Magnesium Malate is actually the best form of Magnesium to take for PAC or PVC because not only is it a chelated form which has a high bio-availablility but the malate form works with a part of the Krebs cycle that targets muscle cells including your heart muscle cells. Studies have shown the people who die from PVC induced MI had a very low functioning or non exsistant Magnesium Malate Kreb cycle function. I am in a Respritory Therapy program and we have to know ion function as a matter of routine to keep patients alive. Magnesium is a ion that is critical in the balance of homestasis as it relates to cell function. It is simple in the fact that if your magnesium is low your cells lose their ability to perform their normal function and in the case of heart muscle pace maker cells they will lose the ability to fire properly at regular intervals causing PAC & PVCs. Also normal blood serum levels of magnesium does not indicate that magnesium in your cells is normal or not deficient.
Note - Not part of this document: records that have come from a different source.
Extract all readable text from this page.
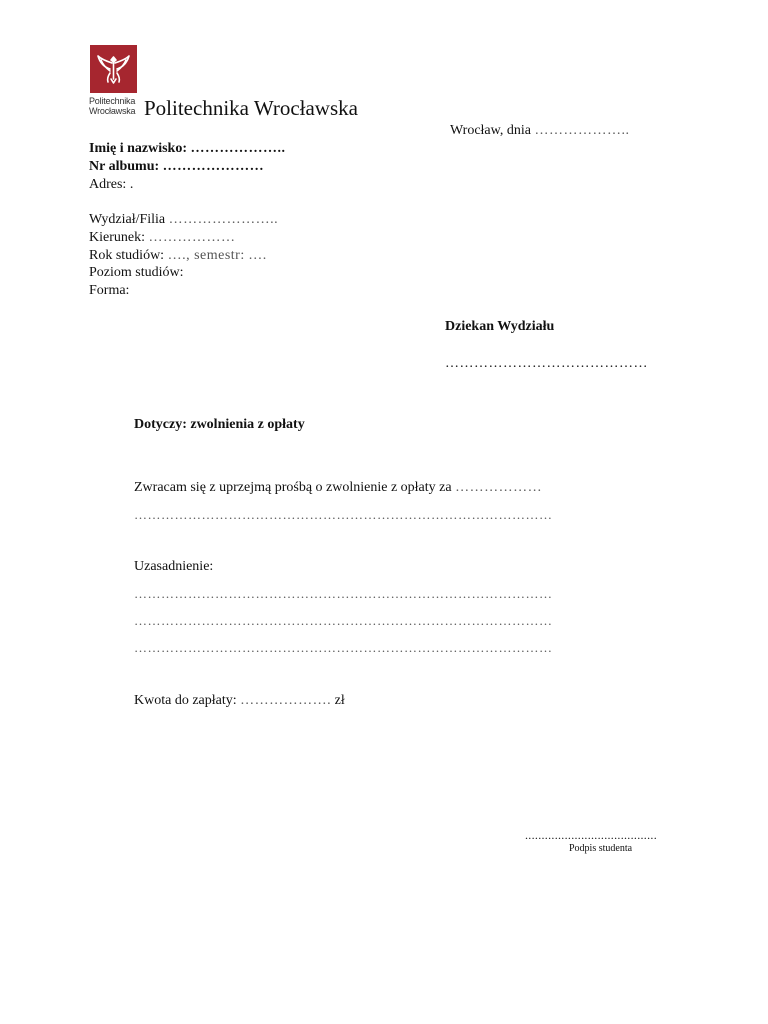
Politechnika
Wrocławska Politechnika Wrocławska
Wrocław, dnia ………………..
Imię i nazwisko: ………………..
Nr albumu: …………………
Adres: .
Wydział/Filia …………………..
Kierunek: ………………
Rok studiów: …., semestr: ….
Poziom studiów:
Forma:
Dziekan Wydziału
……………………………………
Dotyczy: zwolnienia z opłaty
Zwracam się z uprzejmą prośbą o zwolnienie z opłaty za ………………
…………………………………………………………………………………
Uzasadnienie:
…………………………………………………………………………………
…………………………………………………………………………………
…………………………………………………………………………………
Kwota do zapłaty: ………………. zł
........................................
Podpis studenta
Thus the chelated forms should be taken as most know by now. I had arrythmias that were getting so bad that it was getting hard to breathe on occasion. I started taken Magnesium Glycinate and my PACs went down by half. Then I read the studies on the Krebs-Malate cycle combined with my own knowledge from my University work. I do not have ANY arrythmia as long as I take the Malate form of Magnesium. I take Magnesium Malate from Source Naturals.
What type of arrythmias did you have?I have atrial fib and atril tach (svt) .Would it help with svt or afib? I did try years ago a magnesium chelate supplement and Q10 ,and it seems to make my palps worse. So I stopped taking them. Is the mag.malate better to take for any arrythmias?If so how much do you take?